Chelsea Martin continues to prove herself the preeminent chronicler of Internet age malaise and I fucking love it. Mickey takes her provocative poetry long form, weaving the tangled tale of a breakup that shouldn't be as confusing as it is. This has replaced Anne of Green Gables as my cozy times reading. Who the fuck knows what that says about me, but it says a LOT about the power of Chelsea's writing.
As noted before, I love a biography of a 20th century brassy dame. Brooke Hauser's new book, Enter Helen, about pioneering Cosmopolitan editor Helen Gurley Brown, fits that bill beautifully. Gurley Brown is not an uncomplicated figure by modern feminist standards—her options on male/female relationships are, let's say, retro—but her true transformation from impoverished Arkansas "mouseburger" to the most powerful woman in media is deeply inspiring.
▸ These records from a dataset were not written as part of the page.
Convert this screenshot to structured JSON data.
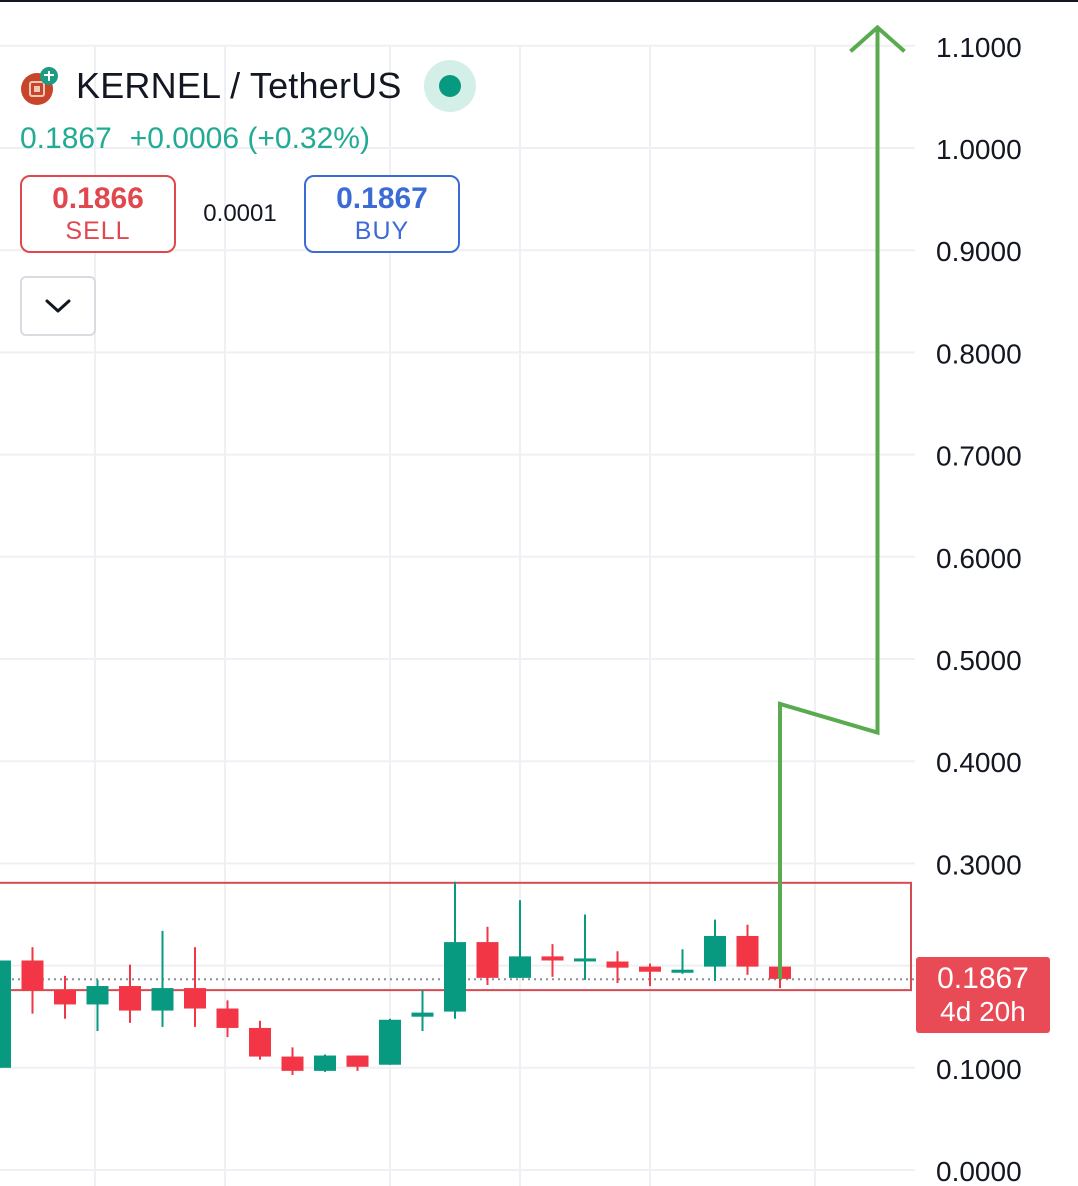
{
  "header": {
    "symbol": "KERNEL / TetherUS",
    "last_price": "0.1867",
    "change": "+0.0006 (+0.32%)"
  },
  "trade": {
    "sell_price": "0.1866",
    "sell_label": "SELL",
    "spread": "0.0001",
    "buy_price": "0.1867",
    "buy_label": "BUY"
  },
  "price_tag": {
    "price": "0.1867",
    "countdown": "4d 20h"
  },
  "colors": {
    "up": "#089981",
    "down": "#f23645",
    "arrow": "#5aaa4f",
    "box": "#d84a52",
    "grid": "#eef0f3"
  },
  "chart_data": {
    "type": "candlestick",
    "y_axis": {
      "ticks": [
        "0.0000",
        "0.1000",
        "0.2000",
        "0.3000",
        "0.4000",
        "0.5000",
        "0.6000",
        "0.7000",
        "0.8000",
        "0.9000",
        "1.0000",
        "1.1000"
      ],
      "min": 0,
      "max": 1.1
    },
    "candles": [
      {
        "o": 0.1,
        "h": 0.205,
        "l": 0.1,
        "c": 0.205
      },
      {
        "o": 0.205,
        "h": 0.218,
        "l": 0.153,
        "c": 0.176
      },
      {
        "o": 0.176,
        "h": 0.19,
        "l": 0.148,
        "c": 0.162
      },
      {
        "o": 0.162,
        "h": 0.186,
        "l": 0.136,
        "c": 0.18
      },
      {
        "o": 0.18,
        "h": 0.201,
        "l": 0.144,
        "c": 0.156
      },
      {
        "o": 0.156,
        "h": 0.234,
        "l": 0.14,
        "c": 0.178
      },
      {
        "o": 0.178,
        "h": 0.218,
        "l": 0.14,
        "c": 0.158
      },
      {
        "o": 0.158,
        "h": 0.166,
        "l": 0.13,
        "c": 0.139
      },
      {
        "o": 0.139,
        "h": 0.146,
        "l": 0.108,
        "c": 0.111
      },
      {
        "o": 0.111,
        "h": 0.12,
        "l": 0.093,
        "c": 0.097
      },
      {
        "o": 0.097,
        "h": 0.113,
        "l": 0.096,
        "c": 0.112
      },
      {
        "o": 0.112,
        "h": 0.112,
        "l": 0.097,
        "c": 0.101
      },
      {
        "o": 0.103,
        "h": 0.148,
        "l": 0.103,
        "c": 0.147
      },
      {
        "o": 0.15,
        "h": 0.176,
        "l": 0.136,
        "c": 0.154
      },
      {
        "o": 0.155,
        "h": 0.282,
        "l": 0.148,
        "c": 0.223
      },
      {
        "o": 0.223,
        "h": 0.238,
        "l": 0.181,
        "c": 0.188
      },
      {
        "o": 0.188,
        "h": 0.264,
        "l": 0.188,
        "c": 0.209
      },
      {
        "o": 0.209,
        "h": 0.221,
        "l": 0.189,
        "c": 0.205
      },
      {
        "o": 0.206,
        "h": 0.25,
        "l": 0.186,
        "c": 0.207
      },
      {
        "o": 0.204,
        "h": 0.214,
        "l": 0.183,
        "c": 0.198
      },
      {
        "o": 0.199,
        "h": 0.202,
        "l": 0.18,
        "c": 0.194
      },
      {
        "o": 0.193,
        "h": 0.216,
        "l": 0.192,
        "c": 0.196
      },
      {
        "o": 0.199,
        "h": 0.245,
        "l": 0.185,
        "c": 0.229
      },
      {
        "o": 0.229,
        "h": 0.24,
        "l": 0.191,
        "c": 0.199
      },
      {
        "o": 0.199,
        "h": 0.202,
        "l": 0.178,
        "c": 0.187
      }
    ],
    "last_price": 0.1867,
    "consolidation_box": {
      "start_index": 0,
      "end_index": 27,
      "low": 0.176,
      "high": 0.281
    },
    "arrow_path": [
      {
        "i": 24,
        "price": 0.187
      },
      {
        "i": 24,
        "price": 0.456
      },
      {
        "i": 27,
        "price": 0.428
      },
      {
        "i": 27,
        "price": 1.118
      }
    ]
  }
}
Hauser doesn't just paint a moving and entertaining portrait of Gurley Brown, she also does a wonderful job contextualizing HGB against the backdrop of a changing American culture and the sexual revolution of the 1960s. A must-read piece of proto-feminist history.
Summer always means murder mysteries for me. The genre is such great beach reading, and also wonderful comfort reading for when you aren't at the beach. Last summer I went back to the origins of the modern detective novel and read lots of Victorian mysteries written by women, which were much less ladylike than you might think. This year I'm getting into mysteries written in the late 19th and early 20th century, like The Murder at the Vicarage by Agatha Christie. It was published in 1930, and contains the first appearance of one Miss Marple, although she is not the central character. It's narrated by the titular vicar, who describes her this way when she comes to tea with a friend:
Miss Marple is a white-haired old lady with a gentle, appealing manner — Miss Wetherby is a mixture of vinegar and gush. Of the two Miss Marple is the much more dangerous.
The characters also use words like "shemozzle," which is very enjoyable. I'm about a chapter in and loving it—the best part is knowing I've got 12 more Marple novels to read after this.